So are you saying the problem occurs when it is put into actual practice? But I carefully measured how much it took me to plow 2 acres with a 4020 pulling 5 bottoms. That's an actual test, but the D which I haven't bought, has not been tested.
I am assuming that a D can pull 3 bottoms in the same soil, but I might be wrong; in which case, the whole math is wrong. Hmmm..... Maybe it can pull only 2 bottoms. I better look into that one. Thanks.
Keep in mind this is engine horse power, not drawbar horsepower. Maybe, just maybe, that chain dive on the D gets its power to the gronund more efficiently than the power shift transmission on the 4020. I'm just guessing here--IF the D can pull more than half what the 4020 can pull with half the fuel cost. That's not certain.

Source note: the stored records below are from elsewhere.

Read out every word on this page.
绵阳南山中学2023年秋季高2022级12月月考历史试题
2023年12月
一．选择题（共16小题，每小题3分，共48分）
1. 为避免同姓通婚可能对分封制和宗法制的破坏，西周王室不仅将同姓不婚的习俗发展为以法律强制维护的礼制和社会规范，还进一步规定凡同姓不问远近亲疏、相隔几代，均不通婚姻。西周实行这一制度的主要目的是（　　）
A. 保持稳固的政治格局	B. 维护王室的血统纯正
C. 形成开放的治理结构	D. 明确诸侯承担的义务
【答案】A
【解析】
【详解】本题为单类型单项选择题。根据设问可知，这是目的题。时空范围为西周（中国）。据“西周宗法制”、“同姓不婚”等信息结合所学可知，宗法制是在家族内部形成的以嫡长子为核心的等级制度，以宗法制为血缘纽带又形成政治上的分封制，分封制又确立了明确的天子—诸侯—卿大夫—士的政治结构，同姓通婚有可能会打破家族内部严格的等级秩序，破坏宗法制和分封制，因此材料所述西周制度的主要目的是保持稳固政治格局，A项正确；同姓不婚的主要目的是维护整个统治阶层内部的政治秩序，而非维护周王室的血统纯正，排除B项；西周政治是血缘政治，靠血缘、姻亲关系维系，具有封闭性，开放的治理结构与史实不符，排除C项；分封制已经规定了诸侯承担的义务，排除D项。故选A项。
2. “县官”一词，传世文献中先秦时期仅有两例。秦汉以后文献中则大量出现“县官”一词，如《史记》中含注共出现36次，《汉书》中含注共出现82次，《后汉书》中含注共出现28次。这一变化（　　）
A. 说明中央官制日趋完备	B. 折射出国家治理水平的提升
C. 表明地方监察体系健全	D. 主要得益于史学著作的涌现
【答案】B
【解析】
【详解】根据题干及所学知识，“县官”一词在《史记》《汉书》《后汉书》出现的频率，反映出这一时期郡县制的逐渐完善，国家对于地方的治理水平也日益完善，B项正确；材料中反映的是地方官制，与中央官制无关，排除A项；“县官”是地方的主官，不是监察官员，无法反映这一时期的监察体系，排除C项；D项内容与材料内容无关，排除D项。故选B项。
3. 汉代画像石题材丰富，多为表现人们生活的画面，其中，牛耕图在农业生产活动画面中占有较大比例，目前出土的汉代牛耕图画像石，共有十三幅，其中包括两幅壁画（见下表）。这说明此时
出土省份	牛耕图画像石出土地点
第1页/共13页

I'm going to bring up another observation: Our 80, at 72 horsepower, is every bit the tractor the 4020 is, at 90 horsepower. That's not because the 4020's in bad shape either--it's fine. The older, low RPM engines are underrated. Take the old steam engines, for example. At the Wauseon steam convention some years ago I watched a 120 HP traction engine pull a 300+ hp bend-in-the-middle Steiger backwards, stalling it in the process. A third the horsepower out pulled AND killed the engine, both? Or take the engine that drives my shop: it's a "15" horsepower Reid. It has 750 cubic inches! It'd take a 15 HP lawn mower and throw it over a hill. There really is something to low RPM, high torque engines that will out perform high speed engines. That 80 will pull 5 bottoms at an idle. I've done it many times. The 4020 dies if you try. I realize this is another subject, but maybe it's related.